Some reviews seem rather pointless these days. Of movies, for example. There are no cinemas open. Restaurant reviews are another. There is nowhere to eat out. This may change over the course of the next few weeks, especially for places that can offer outside dining, but right now restaurants are out-of-bounds. Small wonder that supermarket sales of alcohol are up something like 30%. That represents in part what would otherwise have been profits for some pub landlords.

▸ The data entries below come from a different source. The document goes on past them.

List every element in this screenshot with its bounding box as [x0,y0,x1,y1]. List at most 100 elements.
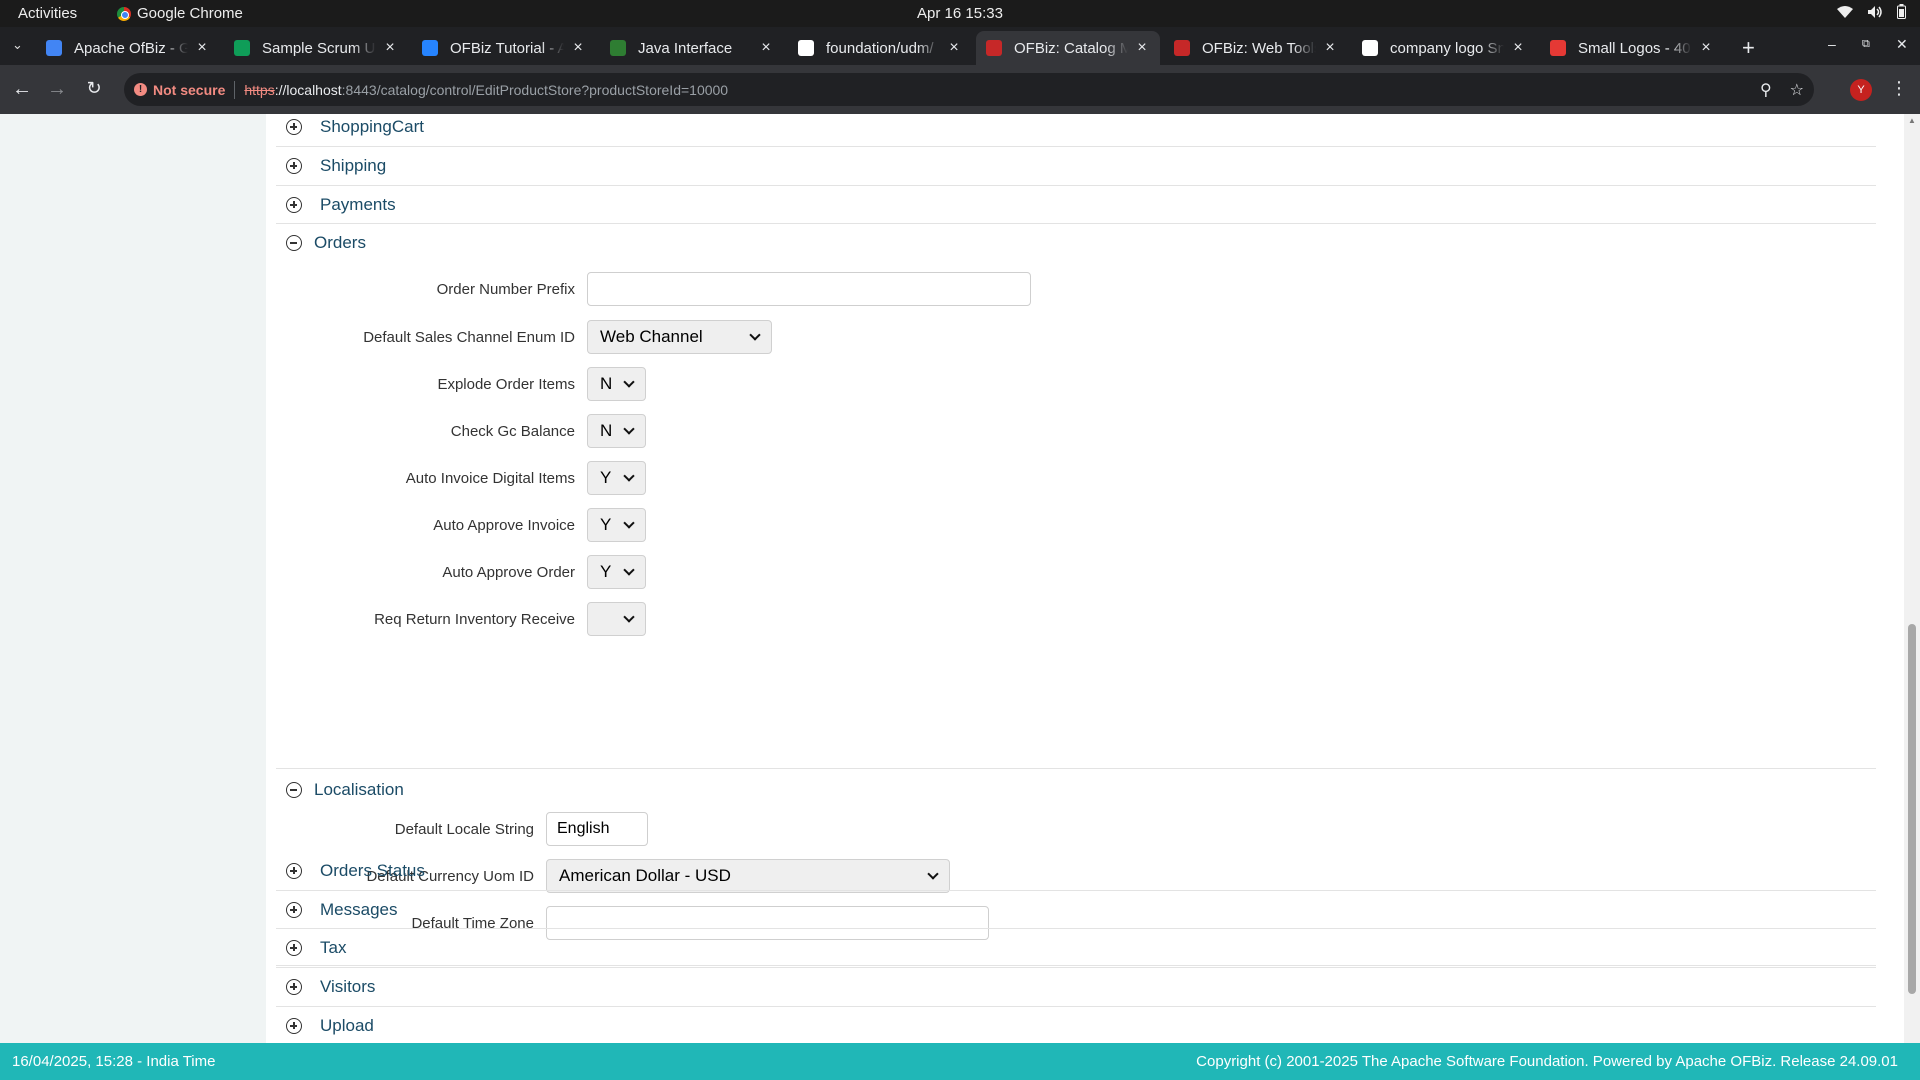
default-sales-channel-row: Default Sales Channel Enum ID Web Channe… [276,320,772,354]
url-host: ://localhost [274,81,342,98]
field-label: Default Sales Channel Enum ID [363,328,575,346]
tab-7[interactable]: OFBiz: Web Tools × [1164,31,1348,65]
tab-close-icon[interactable]: × [1134,39,1150,57]
tab-9[interactable]: Small Logos - 40 × [1540,31,1724,65]
collapse-minus-icon [286,782,302,798]
footer-timestamp: 16/04/2025, 15:28 - India Time [12,1053,216,1070]
section-header-upload[interactable]: Upload [276,1007,1876,1043]
auto-invoice-digital-row: Auto Invoice Digital Items Y [276,461,646,495]
check-gc-balance-row: Check Gc Balance N [276,414,646,448]
tab-close-icon[interactable]: × [1510,39,1526,57]
zoom-icon[interactable]: ⚲ [1760,80,1772,100]
auto-approve-order-select[interactable]: Y [587,555,646,589]
clock[interactable]: Apr 16 15:33 [0,5,1920,22]
restore-icon[interactable]: ⧉ [1862,38,1870,51]
tab-close-icon[interactable]: × [194,39,210,57]
expand-plus-icon [286,902,302,918]
security-indicator[interactable]: ! Not secure [134,82,225,98]
sheets-icon [234,40,250,56]
warning-icon: ! [134,83,147,96]
volume-icon [1868,5,1882,18]
page-footer: 16/04/2025, 15:28 - India Time Copyright… [0,1043,1920,1080]
tab-title: foundation/udm/ [826,39,934,57]
forward-arrow-icon[interactable]: → [45,78,69,101]
section-upload: Upload [276,1007,1876,1043]
section-header-shopping-cart[interactable]: ShoppingCart [276,114,1876,146]
section-messages: Messages [276,891,1876,929]
reload-icon[interactable]: ↻ [82,78,106,99]
confluence-icon [422,40,438,56]
auto-approve-invoice-row: Auto Approve Invoice Y [276,508,646,542]
auto-approve-invoice-select[interactable]: Y [587,508,646,542]
tab-title: OFBiz: Catalog M [1014,39,1128,57]
scroll-up-arrow-icon[interactable]: ▲ [1908,116,1916,125]
section-header-shipping[interactable]: Shipping [276,147,1876,185]
section-header-messages[interactable]: Messages [276,891,1876,929]
bookmark-star-icon[interactable]: ☆ [1790,80,1804,100]
tab-close-icon[interactable]: × [382,39,398,57]
expand-plus-icon [286,197,302,213]
system-tray[interactable] [1837,4,1906,19]
expand-plus-icon [286,979,302,995]
select-value: Y [600,468,612,487]
order-number-prefix-row: Order Number Prefix [276,272,1031,306]
order-number-prefix-input[interactable] [587,272,1031,306]
explode-order-items-row: Explode Order Items N [276,367,646,401]
tab-search-chevron-icon[interactable]: ⌄ [12,37,28,53]
page-viewport: ShoppingCart Shipping Payments Orders Or… [0,114,1920,1043]
section-visitors: Visitors [276,968,1876,1007]
select-value: N [600,421,613,440]
req-return-inventory-select[interactable] [587,602,646,636]
section-header-tax[interactable]: Tax [276,929,1876,967]
section-title: Payments [320,195,396,214]
section-shipping: Shipping [276,147,1876,186]
section-orders-status: Orders Status [276,852,1876,891]
field-label: Auto Invoice Digital Items [405,469,575,487]
expand-plus-icon [286,158,302,174]
google-icon [1362,40,1378,56]
tab-close-icon[interactable]: × [758,39,774,57]
tab-6[interactable]: OFBiz: Catalog M × [976,31,1160,65]
explode-order-items-select[interactable]: N [587,367,646,401]
browser-menu-icon[interactable]: ⋮ [1890,78,1908,99]
tab-close-icon[interactable]: × [946,39,962,57]
tab-8[interactable]: company logo Sn × [1352,31,1536,65]
tab-4[interactable]: Java Interface × [600,31,784,65]
tab-close-icon[interactable]: × [1698,39,1714,57]
section-header-payments[interactable]: Payments [276,186,1876,224]
tab-2[interactable]: Sample Scrum Up × [224,31,408,65]
auto-approve-order-row: Auto Approve Order Y [276,555,646,589]
tab-5[interactable]: foundation/udm/ × [788,31,972,65]
auto-invoice-digital-select[interactable]: Y [587,461,646,495]
section-header-orders-status[interactable]: Orders Status [276,852,1876,890]
tab-close-icon[interactable]: × [1322,39,1338,57]
check-gc-balance-select[interactable]: N [587,414,646,448]
wifi-icon [1837,5,1853,18]
section-header-visitors[interactable]: Visitors [276,968,1876,1006]
section-title: Upload [320,1016,374,1035]
default-locale-input[interactable]: English [546,812,648,846]
profile-avatar[interactable]: Y [1850,79,1872,101]
page-scrollbar[interactable]: ▲ [1904,114,1920,1043]
tab-close-icon[interactable]: × [570,39,586,57]
section-tax: Tax [276,929,1876,968]
ofbiz-icon [986,40,1002,56]
tab-1[interactable]: Apache OfBiz - G × [36,31,220,65]
select-value: Y [600,562,612,581]
scrollbar-thumb[interactable] [1908,624,1916,994]
default-sales-channel-select[interactable]: Web Channel [587,320,772,354]
section-header-orders[interactable]: Orders [276,224,1876,262]
tab-3[interactable]: OFBiz Tutorial - A × [412,31,596,65]
url-text[interactable]: https://localhost:8443/catalog/control/E… [244,82,728,98]
system-top-bar: Activities Google Chrome Apr 16 15:33 [0,0,1920,27]
address-bar[interactable]: ! Not secure https://localhost:8443/cata… [124,73,1814,106]
back-arrow-icon[interactable]: ← [10,78,34,101]
new-tab-button[interactable]: + [1742,35,1755,61]
field-label: Default Locale String [394,820,534,838]
browser-toolbar: ← → ↻ ! Not secure https://localhost:844… [0,65,1920,114]
expand-plus-icon [286,863,302,879]
minimize-icon[interactable]: – [1828,36,1836,52]
section-header-localisation[interactable]: Localisation [276,771,1876,809]
chevron-down-icon [623,611,635,623]
close-window-icon[interactable]: ✕ [1896,36,1908,53]
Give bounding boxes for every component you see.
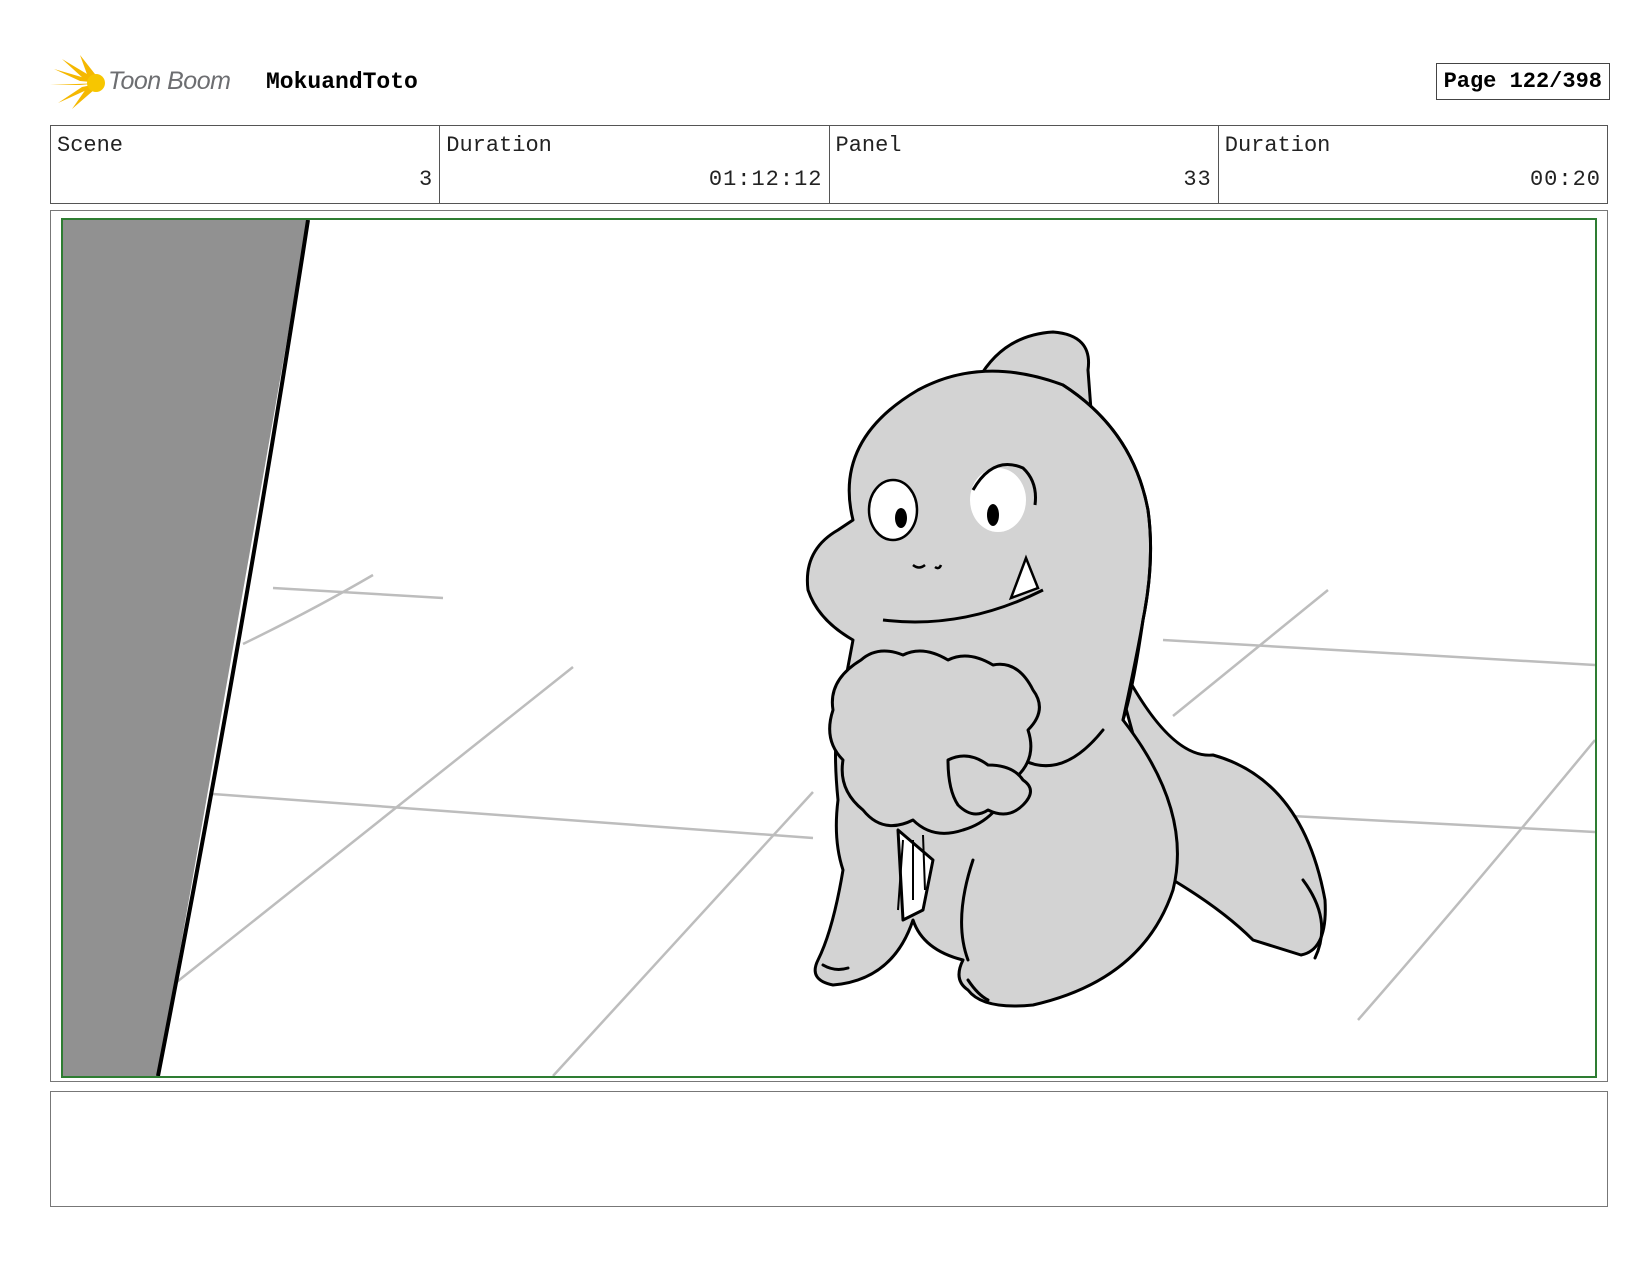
scene-duration-value: 01:12:12 — [708, 167, 823, 192]
logo-text: Toon Boom — [108, 67, 231, 95]
info-cell-panel: Panel 33 — [830, 126, 1219, 203]
project-title: MokuandToto — [266, 69, 418, 95]
info-cell-scene: Scene 3 — [51, 126, 441, 203]
panel-duration-label: Duration — [1224, 133, 1331, 158]
scene-value: 3 — [419, 167, 434, 192]
camera-frame — [61, 218, 1597, 1078]
starburst-icon — [50, 55, 105, 109]
panel-label: Panel — [835, 133, 902, 158]
panel-duration-value: 00:20 — [1529, 167, 1601, 192]
scene-duration-label: Duration — [446, 133, 552, 158]
panel-drawing — [63, 220, 1595, 1076]
info-cell-scene-duration: Duration 01:12:12 — [440, 126, 830, 203]
toon-boom-logo: Toon Boom — [50, 55, 250, 111]
panel-value: 33 — [1183, 167, 1212, 192]
info-cell-panel-duration: Duration 00:20 — [1219, 126, 1607, 203]
page-indicator: Page 122/398 — [1435, 63, 1610, 100]
notes-box — [50, 1091, 1608, 1207]
storyboard-panel — [50, 210, 1608, 1082]
page-header: Toon Boom MokuandToto Page 122/398 — [50, 55, 1610, 111]
panel-info-row: Scene 3 Duration 01:12:12 Panel 33 Durat… — [50, 125, 1608, 204]
wall-shape — [63, 220, 308, 1076]
scene-label: Scene — [57, 133, 124, 158]
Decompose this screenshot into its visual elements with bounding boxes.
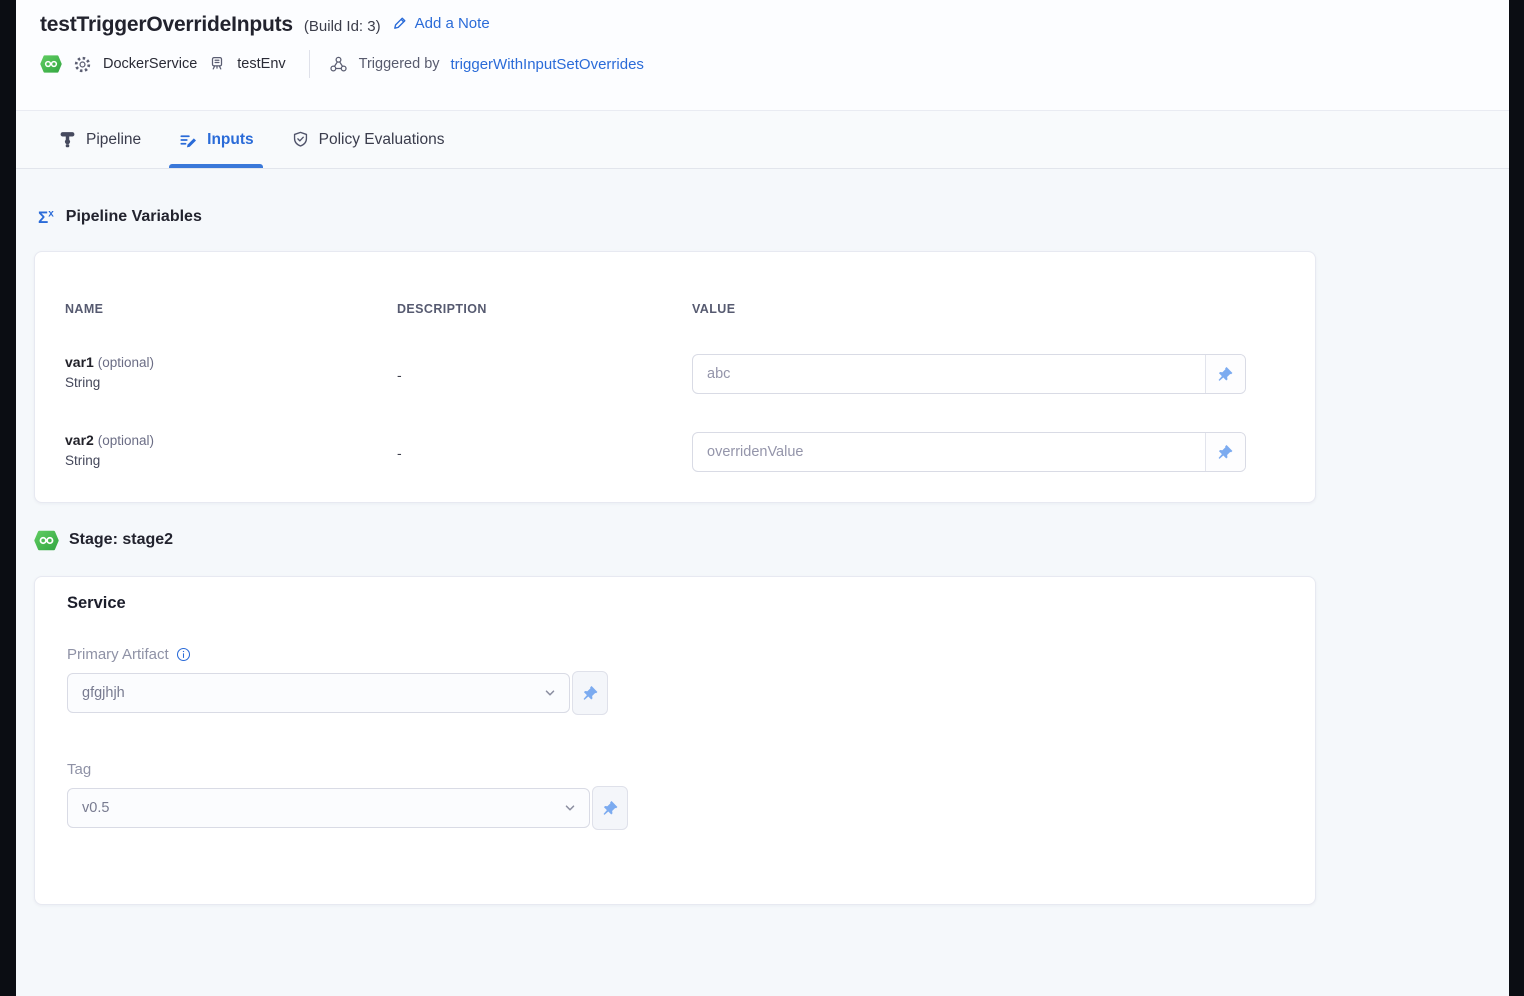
chevron-down-icon: [563, 801, 577, 815]
pipeline-variables-card: NAME DESCRIPTION VALUE var1 (optional) S…: [34, 251, 1316, 503]
build-id: (Build Id: 3): [304, 18, 381, 35]
pin-button[interactable]: [572, 671, 608, 715]
pipeline-variables-title: Pipeline Variables: [66, 208, 202, 226]
variable-name: var2: [65, 432, 94, 448]
variables-sigma-icon: Σx: [38, 209, 54, 226]
variable-optional-badge: (optional): [98, 433, 154, 448]
trigger-name-link[interactable]: triggerWithInputSetOverrides: [451, 56, 644, 73]
cd-module-icon: [40, 53, 62, 75]
stage-header: Stage: stage2: [34, 528, 1509, 552]
triggered-by-label: Triggered by: [359, 56, 440, 72]
stage-service-card: Service Primary Artifact: [34, 576, 1316, 905]
cd-stage-icon: [34, 528, 59, 553]
variable-optional-badge: (optional): [98, 355, 154, 370]
variable-value-input[interactable]: [693, 433, 1205, 471]
inputs-tab-content: Σx Pipeline Variables NAME DESCRIPTION V…: [16, 169, 1509, 996]
tab-inputs[interactable]: Inputs: [176, 111, 256, 168]
environment-name: testEnv: [237, 56, 285, 72]
header-title-row: testTriggerOverrideInputs (Build Id: 3) …: [40, 13, 1509, 37]
column-value: VALUE: [692, 302, 1245, 316]
tab-inputs-label: Inputs: [207, 131, 254, 149]
execution-header: testTriggerOverrideInputs (Build Id: 3) …: [16, 0, 1509, 111]
chevron-down-icon: [543, 686, 557, 700]
trigger-webhook-icon: [329, 55, 348, 74]
tag-select[interactable]: v0.5: [67, 788, 590, 828]
tab-policy-evaluations-label: Policy Evaluations: [319, 131, 445, 149]
primary-artifact-select[interactable]: gfgjhjh: [67, 673, 570, 713]
primary-artifact-label: Primary Artifact: [67, 646, 169, 663]
variable-value-input[interactable]: [693, 355, 1205, 393]
execution-tabbar: Pipeline Inputs Policy E: [16, 111, 1509, 169]
tag-label: Tag: [67, 761, 91, 778]
variable-type: String: [65, 375, 379, 390]
pencil-icon: [392, 15, 408, 31]
right-edge-strip: [1509, 0, 1524, 996]
column-name: NAME: [65, 302, 379, 316]
tab-policy-evaluations[interactable]: Policy Evaluations: [289, 111, 447, 168]
gear-icon: [73, 55, 92, 74]
variable-value-inputbox: [692, 354, 1246, 394]
pin-button[interactable]: [1205, 355, 1245, 393]
tab-pipeline[interactable]: Pipeline: [56, 111, 143, 168]
pin-button[interactable]: [1205, 433, 1245, 471]
pipeline-variables-header: Σx Pipeline Variables: [34, 205, 1509, 229]
table-row: var1 (optional) String -: [65, 354, 1245, 394]
pin-button[interactable]: [592, 786, 628, 830]
tag-value: v0.5: [82, 800, 563, 816]
service-heading: Service: [67, 594, 1315, 613]
variable-name: var1: [65, 354, 94, 370]
info-icon: [176, 647, 191, 662]
variable-type: String: [65, 453, 379, 468]
primary-artifact-field: Primary Artifact gfgjhjh: [67, 646, 1315, 715]
shield-check-icon: [291, 130, 310, 149]
variable-value-inputbox: [692, 432, 1246, 472]
inputs-icon: [178, 130, 198, 150]
variable-name-cell: var1 (optional) String: [65, 354, 379, 390]
pipeline-icon: [58, 130, 77, 149]
variables-table-header: NAME DESCRIPTION VALUE: [65, 302, 1245, 316]
page-title: testTriggerOverrideInputs: [40, 13, 293, 37]
app-root: testTriggerOverrideInputs (Build Id: 3) …: [0, 0, 1524, 996]
service-name: DockerService: [103, 56, 197, 72]
variable-description: -: [379, 432, 692, 461]
stage-title: Stage: stage2: [69, 531, 173, 549]
variable-name-cell: var2 (optional) String: [65, 432, 379, 468]
variable-description: -: [379, 354, 692, 383]
header-meta-row: DockerService testEnv: [40, 50, 1509, 78]
add-note-label: Add a Note: [415, 15, 490, 32]
environment-icon: [208, 55, 226, 73]
column-description: DESCRIPTION: [379, 302, 692, 316]
header-divider: [309, 50, 310, 78]
main-panel: testTriggerOverrideInputs (Build Id: 3) …: [16, 0, 1509, 996]
tab-pipeline-label: Pipeline: [86, 131, 141, 149]
tag-field: Tag v0.5: [67, 761, 1315, 830]
add-note-link[interactable]: Add a Note: [392, 15, 490, 32]
primary-artifact-value: gfgjhjh: [82, 685, 543, 701]
table-row: var2 (optional) String -: [65, 432, 1245, 472]
left-edge-strip: [0, 0, 16, 996]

No one is accusing Pret a Manger of providing fine dining but time was when you could eat a decent sandwich inside. The photo on the home page was taken on the day the government closed pubs and restaurants (March 20), thereby putting the kibosh on that. Before all hell broke loose, however, I did manage to try out a new restaurant (for me). Terrific it was, too. Everyone knows that Indians love cricket; it’s their national sport. I cannot readily explain how an Indian restaurant of nearly that name has branded itself Kricket (with a ‘k’), but I’m figuring it wasn’t a typo.
There are three Krickets in London: in Brixton, White City and Soho, the latter being in Denman Street, W1, very close to Piccadilly Circus tube station. Which was the one I went to. This is very fine food indeed, as far removed from a regular curry house as a Michelin-starred restaurant would be from McDonald’s. There were five of us and we shared dishes (something that we likely won’t be doing again for months, if not years, ahead). I’ll start with a starter, the samphire pakoras with date and tamarind chutney and chilli garlic mayonnaise. I could have finished there, too. They were so good I could have happily carried on treating them as both my main course and dessert. But that would have been selfish; there would have been none left for anyone else. As it was, I still had room for the pork cheek with fennel and some aged beef kebab with bone marrow and onions.
In mid-January, as photographs can attest, some 40,000 families sat down for a vast communal meal in celebration of the imminent Chinese new year. This was in Wuhan. We all know how that turned out. This may mean the end of tapas eating as we know it. We’ll be back, at least for some while, to the age-old British way of every man/woman for himself/herself.
Will there be any upsides? It depends on how you view it. Jonathan Meades, who used to do restaurant reviews for the Sunday Times aeons ago, had a particular recurring complaint – waiters who kept the bottle of wine you had ordered somewhere other than on your table, out of arm’s reach. “I’ve paid for it,” he would say. “It should be my right as to when I top up my glass.” I think we can regard that as sorted when the big reopening eventually occurs. Ditto over-zealous waiters checking every single minute that your food is OK and asking if you’ve been here before so you “know how it works”. I’m no bilinguist but I’ve always thought I could understand menu-speak. Until there’s a vaccine, those guys will have gone the way of the dodo.